Sotto la supervisione di Binotto, la Ferrari era tornata ad alti livelli, con monoposto come la SF70H e la SF71H che avevano consentito a Sebastian Vettel di giocarsi a lungo ben due titoli mondiali. Qualche errore del pilota, problemi di affidabilità e sviluppi non sempre perfetti avevano poi favorito la Mercedes di Lewis Hamilton, ma c’è da dire che sotto la gestione di Maurizio Arrivabene e dello stesso Marchionne c’era stata una netta crescita.
L’ex manager della Philip Morris venne poi allontanato nel gennaio del 2019, facendo largo proprio a Binotto, il quale è divenuto team principal sfidando dei veri e propri squali come Christian Horner e Toto Wolff. In questo ruolo, il tecnico non ha mai spiccato, rimediando delle pesanti sconfitte sul fronte politico.
L’accordo segreto con la FIA sulla power unit del 2019 ne è l’esempio più evidente, ma anche la vicenda Budget Cap che ha coinvolto la Red Bull quest’anno e la direttiva tecnica arrivata pochi mesi che ha penalizzato la Rossa sono episodi che hanno fatto la differenza, e su cui Binotto non ha praticamente messo bocca.
Cambiare era giusto? Solo il tempo sarà in grado di dircelo, ma è logico che per avere dei risultati non basta aver sostituito soltanto il team principal. Sono tante, troppe le teste che dovrebbero saltare visti i clamorosi errori commessi in questi anni da gente come Inaki Rueda ed i suoi collaboratori, che hanno dimostrato di non meritare la F1 a questi livelli.
Ferrari, a Binotto il record di pole del dopo-Todt
La Ferrari ha vissuto la propria epoca d’oro sotto la gestione di Jean Todt, che ha occupato il ruolo di team principal dal 1993 alla fine del 2007. Sotto di lui sono stati vinti ben 6 titoli mondiali piloti ed 8 costruttori, ma soprattutto è stata riportata al top una squadra che da troppi anni attendeva una riscossa.
A sostituirlo subentrò Stefano Domenicali, che per tantissimi anni aveva lavorato a Maranello ed era presente al muretto.
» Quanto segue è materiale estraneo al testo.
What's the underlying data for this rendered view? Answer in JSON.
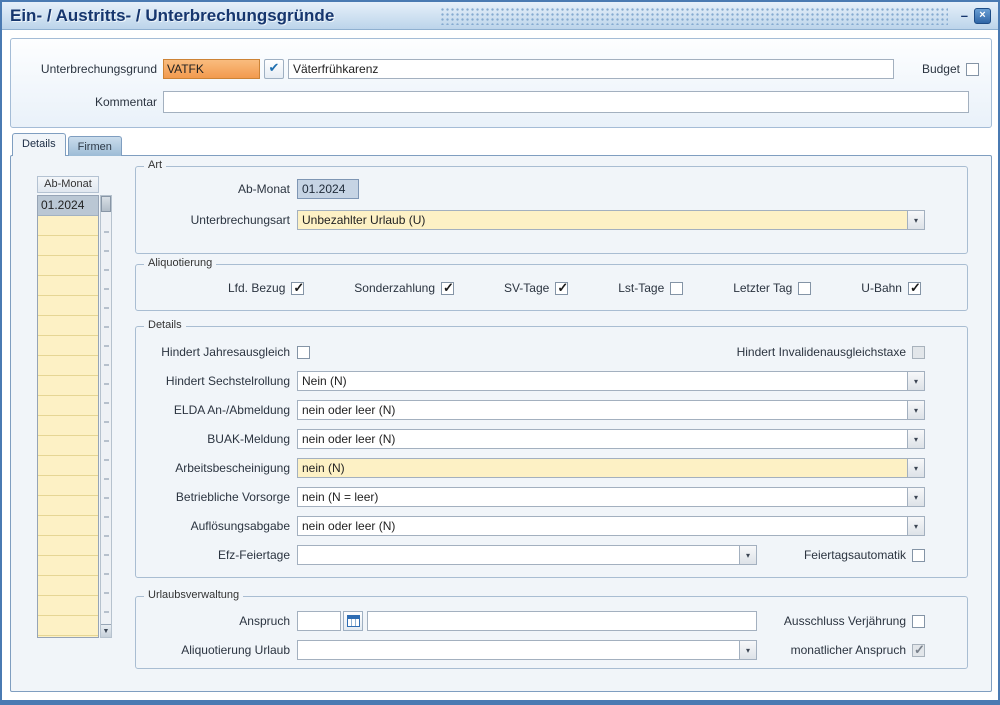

L’attuale CEO della F1 vinse il titolo costruttori al primo anno, ma in quel 2008 si sarebbe potuto fare molto di meglio considerando il potenziale della monoposto, con Felipe Massa che fu beffato dalla McLaren-Mercedes di Lewis Hamilton proprio all’ultima curva dell’ultima gara.
In seguito, arrivarono soltanto delusioni, e furono i miracoli di Fernando Alonso a consentire alla Ferrari di lottare per due titoli, nel 2010 e nel 2012, sino alla fine, per poi doversi piegare alla Red Bull di Sebastian Vettel. Dopo Domenicali toccò al “traghettatore” Marco Mattiacci, che condusse la Scuderia modenese nel 2014, prima di cederla a Maurizio Arrivabene.
Mattia Binotto ha avuto la sua occasione a partire dal 2019, ed in questi quattro anni è stato il team principal che ha ottenuto più pole position sotto la propria gestione. Grazie al talento di Charles Leclerc, più l’aggiunta di qualche buon risultato da parte di Carlos Sainz nel 2022 e di Sebastian Vettel nel 2019, sono maturate ben 23 pole position, tramutate poi in sole 7 vittorie.
Binotto è il peggiore dal punto di vista dei successi, visto che Mattiacci non può essere incluso in questa classifica. Domenicali, che per più di sei anni è stato a capo del muretto, ha festeggiato 20 vittorie, di cui ben 8 nel 2008, mentre Arrivabene si è dovuto fermare a quota 14.
I numeri sono impietosi, dal momento che il Cavallino ha vinto soltanto 41 gare nell’arco di 15 stagioni, un numero che la Mercedes otteneva, qualche anno fa, in appena un paio di campionati. Ciò testimonia lo scarso livello a cui si è ridotto il team più vincente della storia, che difficilmente si rialzerà in poco tempo.